I hear that. I still make do with a standard teka chin rest and a ridiculous amount of foam padding on top (~ 4cm) because I have a long neck (relative to the violin, not relative to the rest of my skeleton!) and have not been able to find a rest high enough. It works but is not ideal for down shifting.

Cue the long neck deniers and those that expect me to bend my neck into a pretzel.

March 15, 2013 at 11:40 PM · There has been a lot of damage to varnish from the time before chin rests. Of course, with student instruments, who cares, right?

March 16, 2013 at 01:15 AM · Eric, if you can't find a high enough chin rest, you could get a should....never mind.

March 16, 2013 at 02:34 AM · Messing with your students' chin rests seems rather neurotic to me. I'm not sure what the point is, other than to make them get used to something different later on. And when do you make that decision?

Louis Spohr didn't leave that much music of value, but he was right about the chinrest and the baton.

March 16, 2013 at 05:41 AM · > I suppose what we have here is the fixed/rigid

> hold school vs the no hold school.

I am at a complete loss to figure out what you mean by fixed/rigid. By filling the space between the collarbone and the jawbone, it makes it *easier* to rotate the violin on the long axis with the hands and the body, allowing for more effective bowing.

> And what is it I read in another post -

> that over 70% have serious issues with

> tension which limit their potential?

Statistics of this sort are meaningless...what study came to this conclusion, and on what sample size of the violin playing population?

Again I ask, what is your correlation between using a chinrest, and having tension while playing?

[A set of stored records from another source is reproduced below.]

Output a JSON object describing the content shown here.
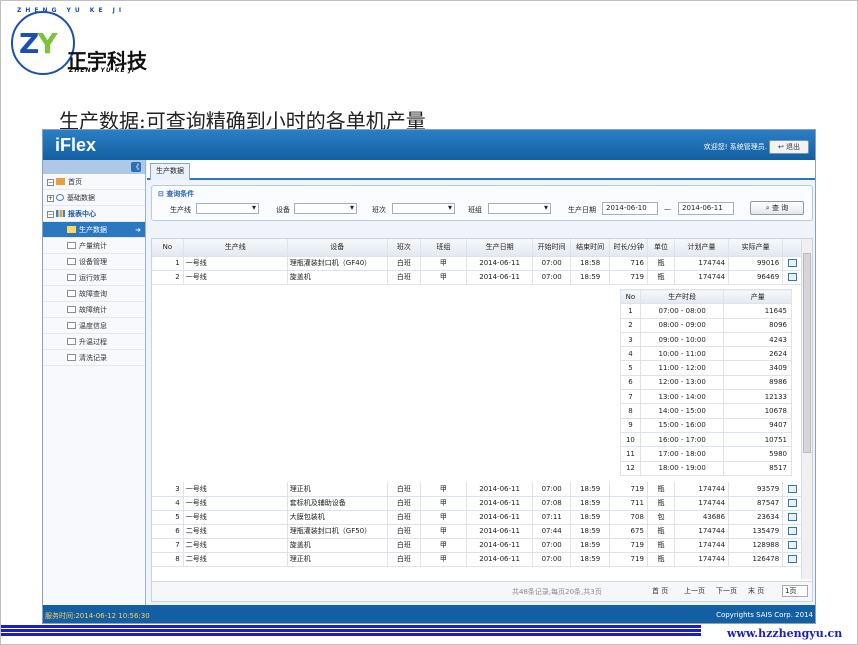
{
  "logo": {
    "cn": "正宇科技",
    "en": "ZHENG YU KE JI",
    "ring_text": "ZHENG YU KE JI",
    "mark_z": "Z",
    "mark_y": "Y"
  },
  "heading": "生产数据:可查询精确到小时的各单机产量",
  "app": {
    "brand": "iFlex",
    "welcome": "欢迎您! 系统管理员.",
    "logout": "退出",
    "sidebar": {
      "collapse": "《",
      "items": [
        {
          "label": "首页",
          "kind": "top"
        },
        {
          "label": "基础数据",
          "kind": "top"
        },
        {
          "label": "报表中心",
          "kind": "top"
        },
        {
          "label": "生产数据",
          "kind": "sub",
          "active": true
        },
        {
          "label": "产量统计",
          "kind": "sub"
        },
        {
          "label": "设备管理",
          "kind": "sub"
        },
        {
          "label": "运行效率",
          "kind": "sub"
        },
        {
          "label": "故障查询",
          "kind": "sub"
        },
        {
          "label": "故障统计",
          "kind": "sub"
        },
        {
          "label": "温度信息",
          "kind": "sub"
        },
        {
          "label": "升温过程",
          "kind": "sub"
        },
        {
          "label": "清洗记录",
          "kind": "sub"
        }
      ]
    },
    "tab": "生产数据",
    "query": {
      "title": "查询条件",
      "line_label": "生产线",
      "device_label": "设备",
      "shift_label": "班次",
      "group_label": "班组",
      "date_label": "生产日期",
      "date_from": "2014-06-10",
      "date_sep": "—",
      "date_to": "2014-06-11",
      "search_button": "查 询"
    },
    "table": {
      "headers": [
        "No",
        "生产线",
        "设备",
        "班次",
        "班组",
        "生产日期",
        "开始时间",
        "结束时间",
        "时长/分钟",
        "单位",
        "计划产量",
        "实际产量"
      ],
      "rows": [
        [
          "1",
          "一号线",
          "理瓶灌装封口机（GF40）",
          "白班",
          "甲",
          "2014-06-11",
          "07:00",
          "18:58",
          "716",
          "瓶",
          "174744",
          "99016"
        ],
        [
          "2",
          "一号线",
          "旋盖机",
          "白班",
          "甲",
          "2014-06-11",
          "07:00",
          "18:59",
          "719",
          "瓶",
          "174744",
          "96469"
        ],
        [
          "3",
          "一号线",
          "理正机",
          "白班",
          "甲",
          "2014-06-11",
          "07:00",
          "18:59",
          "719",
          "瓶",
          "174744",
          "93579"
        ],
        [
          "4",
          "一号线",
          "套标机及辅助设备",
          "白班",
          "甲",
          "2014-06-11",
          "07:08",
          "18:59",
          "711",
          "瓶",
          "174744",
          "87547"
        ],
        [
          "5",
          "一号线",
          "大膜包装机",
          "白班",
          "甲",
          "2014-06-11",
          "07:11",
          "18:59",
          "708",
          "包",
          "43686",
          "23634"
        ],
        [
          "6",
          "二号线",
          "理瓶灌装封口机（GF50）",
          "白班",
          "甲",
          "2014-06-11",
          "07:44",
          "18:59",
          "675",
          "瓶",
          "174744",
          "135479"
        ],
        [
          "7",
          "二号线",
          "旋盖机",
          "白班",
          "甲",
          "2014-06-11",
          "07:00",
          "18:59",
          "719",
          "瓶",
          "174744",
          "128988"
        ],
        [
          "8",
          "二号线",
          "理正机",
          "白班",
          "甲",
          "2014-06-11",
          "07:00",
          "18:59",
          "719",
          "瓶",
          "174744",
          "126478"
        ]
      ]
    },
    "detail": {
      "headers": [
        "No",
        "生产时段",
        "产量"
      ],
      "rows": [
        [
          "1",
          "07:00 - 08:00",
          "11645"
        ],
        [
          "2",
          "08:00 - 09:00",
          "8096"
        ],
        [
          "3",
          "09:00 - 10:00",
          "4243"
        ],
        [
          "4",
          "10:00 - 11:00",
          "2624"
        ],
        [
          "5",
          "11:00 - 12:00",
          "3409"
        ],
        [
          "6",
          "12:00 - 13:00",
          "8986"
        ],
        [
          "7",
          "13:00 - 14:00",
          "12133"
        ],
        [
          "8",
          "14:00 - 15:00",
          "10678"
        ],
        [
          "9",
          "15:00 - 16:00",
          "9407"
        ],
        [
          "10",
          "16:00 - 17:00",
          "10751"
        ],
        [
          "11",
          "17:00 - 18:00",
          "5980"
        ],
        [
          "12",
          "18:00 - 19:00",
          "8517"
        ]
      ]
    },
    "pager": {
      "info": "共48条记录,每页20条,共3页",
      "first": "首 页",
      "prev": "上一页",
      "next": "下一页",
      "last": "末 页",
      "page_select": "1页"
    },
    "footer": {
      "status": "服务时间:2014-06-12 10:56:30",
      "copyright": "Copyrights SAIS Corp. 2014"
    }
  },
  "website": "www.hzzhengyu.cn",
  "colors": {
    "brand_blue": "#135fa3",
    "accent_blue": "#2c78c0",
    "stripe": "#1b1ec4",
    "logo_green": "#7cc23a"
  }
}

March 16, 2013 at 07:29 AM · Again I ask, what is your correlation between using a chinrest, and having tension while playing?

I've worked with a teacher who repaired broken violinists. It was always the shoulder! Using the chinrest with children, I found it a constant battle to prevent that tension - both shoulder and neck. Balancing on the collarbone and barring chin from touching the instrument (unless the neck is really short) cuts all that bother out. Let's face it, the violin is a freakish thing to hold! I'm just wishing to make it as natural as possible - not necessarily easier. After all, my approach requires substantial left hand development.

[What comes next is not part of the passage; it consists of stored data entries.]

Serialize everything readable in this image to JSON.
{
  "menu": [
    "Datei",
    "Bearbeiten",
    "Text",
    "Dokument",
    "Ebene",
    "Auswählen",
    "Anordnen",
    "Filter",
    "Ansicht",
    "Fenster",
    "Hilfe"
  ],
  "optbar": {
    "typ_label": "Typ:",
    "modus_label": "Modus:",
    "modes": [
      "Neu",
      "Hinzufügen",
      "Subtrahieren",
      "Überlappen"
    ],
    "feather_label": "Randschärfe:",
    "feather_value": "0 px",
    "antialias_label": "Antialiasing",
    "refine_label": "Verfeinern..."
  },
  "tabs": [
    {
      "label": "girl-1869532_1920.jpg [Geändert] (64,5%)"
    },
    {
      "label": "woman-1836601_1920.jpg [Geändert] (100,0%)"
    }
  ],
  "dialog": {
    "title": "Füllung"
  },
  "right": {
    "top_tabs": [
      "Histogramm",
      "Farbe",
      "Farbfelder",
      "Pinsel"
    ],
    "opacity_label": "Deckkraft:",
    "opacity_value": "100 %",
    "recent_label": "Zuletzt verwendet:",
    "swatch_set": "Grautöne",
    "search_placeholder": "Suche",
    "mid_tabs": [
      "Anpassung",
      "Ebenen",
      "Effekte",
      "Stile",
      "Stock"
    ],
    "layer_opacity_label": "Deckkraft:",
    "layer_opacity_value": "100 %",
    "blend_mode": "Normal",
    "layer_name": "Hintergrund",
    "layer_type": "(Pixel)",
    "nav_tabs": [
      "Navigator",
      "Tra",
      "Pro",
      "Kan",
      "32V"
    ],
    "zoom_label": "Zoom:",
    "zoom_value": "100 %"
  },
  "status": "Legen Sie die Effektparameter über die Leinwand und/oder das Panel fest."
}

March 16, 2013 at 07:58 AM · I think Bud is saying that at an early stage of playing development, where it may not be absolutely essential for holding the instrument, it is better to eschew an (in all probability) ill fitting chin rest, than to use one and encourage bad posture by its use.

March 16, 2013 at 08:36 AM · Thanks Eric. Yes, it's a keep-it-simple-for-as-long-as-possible argument. By the way, and just to be facetious, how many bike teachers are there out there?

March 17, 2013 at 08:27 AM · I do like that idea John. Can't be that hard to make your own chinrests with an epoxy putty. I would think it would need to go hand in hand with an adjustable shoulder rest as necks in children can grow quite alarmingly. But then maybe the chinrest could be raised instead?

March 17, 2013 at 01:36 PM · Sirrah, a mighty jest indeed!